Flores y mensajes en el lugar donde se suicidó el farmacéutico Dimitris Christoulas
Pedro Olalla. Atenas
Últimamente, por el espeso silencio de los informativos europeos sobre la situación de la sociedad griega, se filtran de vez en cuando noticias alarmantes sobre familias sin electricidad y sin petróleo, hospitales sin medios ni medicamentos, colas ingentes en las cocinas de beneficencia, proselitismo nazista a cambio de alimento, violencia policial y ataques furibundos a los emigrantes. Desgraciadamente, todo esto es verdad, aunque a veces se cuente con sensacionalismo.

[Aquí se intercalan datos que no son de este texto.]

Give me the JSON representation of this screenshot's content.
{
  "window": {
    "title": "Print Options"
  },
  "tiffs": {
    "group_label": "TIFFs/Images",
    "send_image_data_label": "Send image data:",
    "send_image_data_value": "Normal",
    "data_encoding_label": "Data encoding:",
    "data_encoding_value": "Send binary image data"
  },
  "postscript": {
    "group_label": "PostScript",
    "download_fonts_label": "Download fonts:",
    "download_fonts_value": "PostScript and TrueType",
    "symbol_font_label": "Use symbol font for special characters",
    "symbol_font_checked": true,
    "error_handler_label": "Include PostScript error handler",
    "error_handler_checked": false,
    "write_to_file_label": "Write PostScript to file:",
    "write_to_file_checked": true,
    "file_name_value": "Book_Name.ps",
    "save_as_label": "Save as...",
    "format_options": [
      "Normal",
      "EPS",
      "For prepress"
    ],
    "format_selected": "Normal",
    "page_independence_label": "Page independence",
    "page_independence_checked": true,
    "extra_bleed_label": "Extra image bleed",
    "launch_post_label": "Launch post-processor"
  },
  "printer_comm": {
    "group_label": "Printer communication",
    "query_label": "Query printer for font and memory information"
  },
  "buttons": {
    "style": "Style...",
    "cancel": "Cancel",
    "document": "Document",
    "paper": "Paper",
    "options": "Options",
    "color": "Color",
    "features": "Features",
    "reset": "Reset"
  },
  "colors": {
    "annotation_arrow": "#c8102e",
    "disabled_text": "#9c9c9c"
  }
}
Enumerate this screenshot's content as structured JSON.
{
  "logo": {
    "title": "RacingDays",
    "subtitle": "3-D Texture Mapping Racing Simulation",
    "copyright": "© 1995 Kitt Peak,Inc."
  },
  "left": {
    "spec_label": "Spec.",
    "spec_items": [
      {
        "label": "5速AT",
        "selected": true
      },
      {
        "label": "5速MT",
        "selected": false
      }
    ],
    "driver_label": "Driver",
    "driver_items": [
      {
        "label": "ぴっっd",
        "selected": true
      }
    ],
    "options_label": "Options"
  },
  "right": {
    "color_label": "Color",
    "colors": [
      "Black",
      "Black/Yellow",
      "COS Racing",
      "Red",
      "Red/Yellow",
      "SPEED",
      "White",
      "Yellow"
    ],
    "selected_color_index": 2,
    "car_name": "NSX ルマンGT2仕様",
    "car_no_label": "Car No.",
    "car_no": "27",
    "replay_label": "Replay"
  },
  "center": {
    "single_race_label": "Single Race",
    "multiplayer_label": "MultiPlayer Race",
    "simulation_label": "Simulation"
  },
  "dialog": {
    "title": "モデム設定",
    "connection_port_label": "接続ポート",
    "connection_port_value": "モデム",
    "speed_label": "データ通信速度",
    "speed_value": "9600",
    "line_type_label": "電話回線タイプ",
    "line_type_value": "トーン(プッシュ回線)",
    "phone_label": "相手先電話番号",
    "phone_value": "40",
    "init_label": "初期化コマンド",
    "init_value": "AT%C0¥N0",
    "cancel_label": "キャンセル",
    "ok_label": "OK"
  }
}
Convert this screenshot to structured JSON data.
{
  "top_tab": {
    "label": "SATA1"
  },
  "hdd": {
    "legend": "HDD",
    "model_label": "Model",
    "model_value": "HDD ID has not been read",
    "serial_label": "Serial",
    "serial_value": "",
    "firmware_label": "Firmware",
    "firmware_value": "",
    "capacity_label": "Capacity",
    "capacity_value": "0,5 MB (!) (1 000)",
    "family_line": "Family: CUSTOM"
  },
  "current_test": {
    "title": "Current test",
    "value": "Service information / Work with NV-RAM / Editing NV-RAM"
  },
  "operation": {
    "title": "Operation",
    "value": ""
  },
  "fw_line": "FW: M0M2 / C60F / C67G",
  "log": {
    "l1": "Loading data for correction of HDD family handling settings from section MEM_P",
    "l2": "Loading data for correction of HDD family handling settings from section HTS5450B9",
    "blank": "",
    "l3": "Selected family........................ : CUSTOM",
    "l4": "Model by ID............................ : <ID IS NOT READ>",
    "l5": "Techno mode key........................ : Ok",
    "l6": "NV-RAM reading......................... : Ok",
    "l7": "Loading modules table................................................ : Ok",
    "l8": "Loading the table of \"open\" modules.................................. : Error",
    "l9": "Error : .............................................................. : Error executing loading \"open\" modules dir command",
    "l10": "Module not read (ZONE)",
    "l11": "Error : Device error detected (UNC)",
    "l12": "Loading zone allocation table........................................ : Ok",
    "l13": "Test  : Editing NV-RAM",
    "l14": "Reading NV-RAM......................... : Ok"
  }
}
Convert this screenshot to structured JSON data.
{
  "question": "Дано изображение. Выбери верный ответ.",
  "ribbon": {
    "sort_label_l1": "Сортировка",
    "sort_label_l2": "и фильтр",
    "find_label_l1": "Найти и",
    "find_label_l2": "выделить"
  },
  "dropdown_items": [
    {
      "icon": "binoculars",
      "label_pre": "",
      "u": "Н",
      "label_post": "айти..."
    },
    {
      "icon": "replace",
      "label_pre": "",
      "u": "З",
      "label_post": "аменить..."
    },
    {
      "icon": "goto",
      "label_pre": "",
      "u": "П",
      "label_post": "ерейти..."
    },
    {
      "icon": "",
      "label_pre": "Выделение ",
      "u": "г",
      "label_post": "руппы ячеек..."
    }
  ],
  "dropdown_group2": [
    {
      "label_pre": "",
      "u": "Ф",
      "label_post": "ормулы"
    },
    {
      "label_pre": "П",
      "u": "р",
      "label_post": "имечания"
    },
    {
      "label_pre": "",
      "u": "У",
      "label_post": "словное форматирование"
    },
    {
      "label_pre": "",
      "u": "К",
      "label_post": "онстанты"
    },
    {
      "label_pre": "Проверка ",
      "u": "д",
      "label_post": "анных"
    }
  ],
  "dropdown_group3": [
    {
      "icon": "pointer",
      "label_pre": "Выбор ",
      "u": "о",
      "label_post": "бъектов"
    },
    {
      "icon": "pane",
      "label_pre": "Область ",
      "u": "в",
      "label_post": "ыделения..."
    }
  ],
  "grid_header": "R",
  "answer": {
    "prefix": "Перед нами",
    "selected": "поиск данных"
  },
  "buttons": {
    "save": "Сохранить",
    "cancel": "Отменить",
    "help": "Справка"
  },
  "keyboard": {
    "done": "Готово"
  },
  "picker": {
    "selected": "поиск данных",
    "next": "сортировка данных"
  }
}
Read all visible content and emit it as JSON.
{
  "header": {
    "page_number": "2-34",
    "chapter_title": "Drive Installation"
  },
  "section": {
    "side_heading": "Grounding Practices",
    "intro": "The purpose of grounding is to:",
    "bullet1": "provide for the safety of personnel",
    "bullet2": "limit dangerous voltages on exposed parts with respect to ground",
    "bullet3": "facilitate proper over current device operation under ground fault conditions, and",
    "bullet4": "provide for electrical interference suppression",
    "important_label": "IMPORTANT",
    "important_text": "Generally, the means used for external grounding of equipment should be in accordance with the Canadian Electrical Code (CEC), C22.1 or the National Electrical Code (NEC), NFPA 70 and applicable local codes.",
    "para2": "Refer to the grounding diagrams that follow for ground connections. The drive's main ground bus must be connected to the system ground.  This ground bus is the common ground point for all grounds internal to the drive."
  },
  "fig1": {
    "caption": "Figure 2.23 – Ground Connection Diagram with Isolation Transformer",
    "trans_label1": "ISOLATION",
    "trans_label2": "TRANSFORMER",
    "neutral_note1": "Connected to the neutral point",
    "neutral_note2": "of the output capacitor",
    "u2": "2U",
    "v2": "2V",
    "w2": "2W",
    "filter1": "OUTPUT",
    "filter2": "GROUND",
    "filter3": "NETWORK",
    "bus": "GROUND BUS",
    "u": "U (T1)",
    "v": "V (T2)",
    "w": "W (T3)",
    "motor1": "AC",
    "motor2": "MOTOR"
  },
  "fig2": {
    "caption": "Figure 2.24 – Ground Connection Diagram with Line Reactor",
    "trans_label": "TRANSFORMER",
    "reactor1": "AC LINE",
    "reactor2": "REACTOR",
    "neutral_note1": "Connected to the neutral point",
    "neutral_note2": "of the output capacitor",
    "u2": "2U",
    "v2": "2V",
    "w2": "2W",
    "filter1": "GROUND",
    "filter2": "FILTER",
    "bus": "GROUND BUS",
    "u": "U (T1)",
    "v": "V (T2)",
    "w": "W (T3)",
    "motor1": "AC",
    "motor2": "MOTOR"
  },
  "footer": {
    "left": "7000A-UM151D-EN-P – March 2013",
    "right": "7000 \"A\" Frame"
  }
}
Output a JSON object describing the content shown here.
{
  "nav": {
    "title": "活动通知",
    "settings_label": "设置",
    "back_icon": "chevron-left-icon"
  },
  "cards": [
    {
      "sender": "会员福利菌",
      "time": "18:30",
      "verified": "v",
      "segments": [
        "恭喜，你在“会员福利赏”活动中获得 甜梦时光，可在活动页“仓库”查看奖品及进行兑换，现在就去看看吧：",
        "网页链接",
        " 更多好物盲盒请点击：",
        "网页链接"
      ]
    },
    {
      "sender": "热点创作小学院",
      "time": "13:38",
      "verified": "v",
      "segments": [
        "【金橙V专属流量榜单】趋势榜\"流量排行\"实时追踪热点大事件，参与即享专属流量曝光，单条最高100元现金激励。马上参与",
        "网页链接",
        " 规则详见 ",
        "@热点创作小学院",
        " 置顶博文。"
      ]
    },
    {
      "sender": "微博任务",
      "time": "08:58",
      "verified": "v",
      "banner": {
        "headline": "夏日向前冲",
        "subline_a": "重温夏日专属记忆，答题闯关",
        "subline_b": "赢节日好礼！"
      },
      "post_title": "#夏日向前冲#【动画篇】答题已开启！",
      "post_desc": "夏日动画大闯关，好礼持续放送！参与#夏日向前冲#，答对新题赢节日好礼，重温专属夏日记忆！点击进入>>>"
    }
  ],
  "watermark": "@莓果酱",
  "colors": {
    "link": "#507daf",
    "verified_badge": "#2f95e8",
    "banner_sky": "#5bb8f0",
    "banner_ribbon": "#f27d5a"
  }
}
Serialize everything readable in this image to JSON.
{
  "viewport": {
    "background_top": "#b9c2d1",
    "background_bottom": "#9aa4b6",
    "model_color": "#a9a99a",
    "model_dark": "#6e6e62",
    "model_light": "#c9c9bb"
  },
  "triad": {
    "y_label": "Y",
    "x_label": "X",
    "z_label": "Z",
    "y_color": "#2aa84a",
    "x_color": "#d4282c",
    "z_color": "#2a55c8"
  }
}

También es cierto que miles
de personas duermen cada noche en las calles, que han cerrado más de cien mil
empresas, que muchísima gente trabaja sin cobrar con la ilusión perversa de
mantener su puesto un poco más, que se privatizan a precio de saldo recursos
naturales y bienes comunes, que la soberanía nacional está pisoteada y que todo
lo dicho sigue siendo negado y ocultado con el mayor cinismo.
Pero, al margen de esto,
sólo hace falta un dato para tomar conciencia suficiente de la tragedia: en los
últimos cuatro años, más de 2.500 personas se han quitado la vida. Que se sepa;
porque muchas familias lo ocultan por cuestiones de fe, por dolor, por
vergüenza. Desde que empezó la "crisis" hasta hoy, más de una persona
se ha suicidado cada día. No han sido sólo el farmacéutico Dimitris Christoulas
o el maestro Savvas Metikidis. Han sido cientos y cientos más, con nombres y
apellidos, día tras día. Y hoy también habrá alguien que, privado de sentido y
de esperanza, cogerá la escopeta, o la soga, o abrirá la ventana. Y mañana
también, aunque no nos lo cuenten las noticias. Sólo esto, sólo esto debería
bastar para demostrar y condenar el abominable fracaso.